The relief of not having to think of Wastewater, Aunt Flora, and—and, yes, of Sylvia, too, made him feel a sort of shamed joy. In that arrangement he would always have been self-conscious, fighting against nameless and subtle and cramping opposition for his identity and his freedom. If he wanted a studio in Wastewater, he knew just how Sylvia would cushion it and beautify it. If he wanted old Rucker to come up and paint for a while, he knew just how Aunt Flora, abetted by Sylvia, would ask innocently: “How long will Mr. Rucker be with us, David?” He knew—because he had indeed experienced it, when rendering her accounts—exactly how conscientiously and incessantly Sylvia would discuss money matters with him.
“If you are in that neighbourhood, David,” he could imagine her saying pleasantly, “do get those bonds from Crocker and put them in the safety-deposit boxes. I do think it was just a little irregular to leave them there since they aren’t needed.” And, “Will you go over that once again, David? You say they are reorganizing the company and want me to accept these securities for the old—I don’t understand.”
“You only have to sign that certificate, dear; all the other stockholders in the old company are doing it,” he imagined himself responding, for the tenth time.

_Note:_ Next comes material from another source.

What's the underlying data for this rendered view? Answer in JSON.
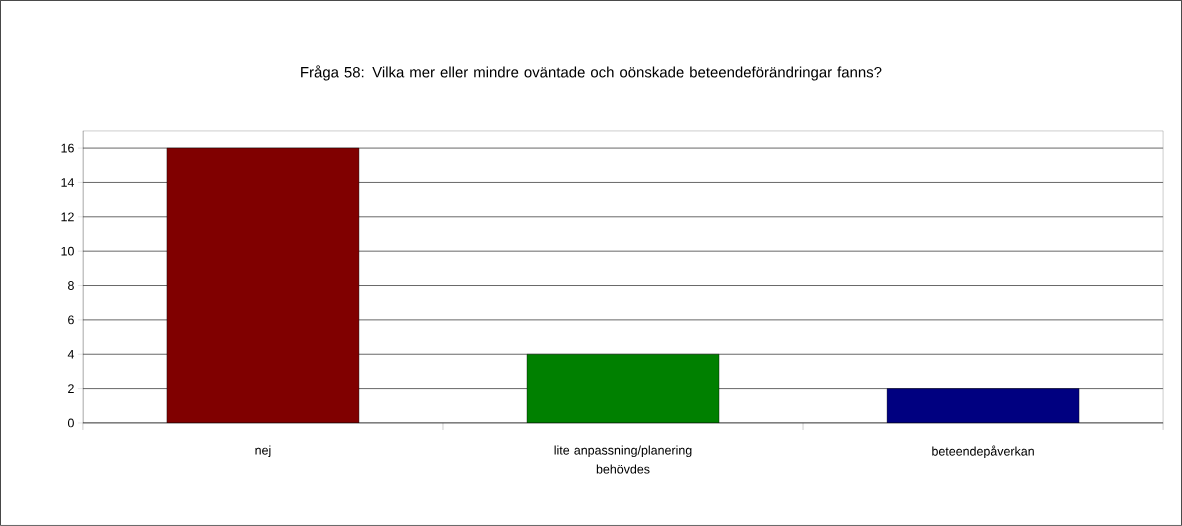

“Yes, but David, suppose this is so much worthless paper?” Sylvia would ask, intelligently. And Aunt Flora would nod in grave approval and admiration. No cheating Sylvia! “I don’t believe in scribbling my signature anywhere and everywhere,” Sylvia would go on, reinforced. “Please let’s go over it again and again, until it’s all quite clear!”
But with Gay, how simple and easy it would all be! Just their own happy daily plans to discuss, and their own microscopic income to administer. They would go up to Wastewater for Sunday dinner with Sylvia and Aunt Flora, and Gay would really be a Fleming then, and all her old unhappiness forgotten. Who would know—or care!—that beautiful young Mrs. David Fleming had been born outside of Mrs. Grundy’s garden walls? Gay would come in to her husband’s exhibitions, wearing that little velvet gown, or another like it, so vitally eager, so interested, so familiar with every stroke of the brush——
And at this point in his musing David would go back to the beginning again, and think of Wastewater in an April twilight, a week or two from now, and himself arriving there, to find Gay dreaming alone before the fire in the upstairs sitting room. She would raise those star-sapphire eyes and give him that radiant smile, and they would talk about Aunt Lily, and Aunt Flora, and Sylvia, and then he would say suddenly:
“I’ve thought out a real plan for you, Gay! It involves my having a talk with Sylvia, and it involves a little green-and-white farmhouse and barn in Keyport, for which I pay a hundred dollars rent a year, and a plain gold ring——!”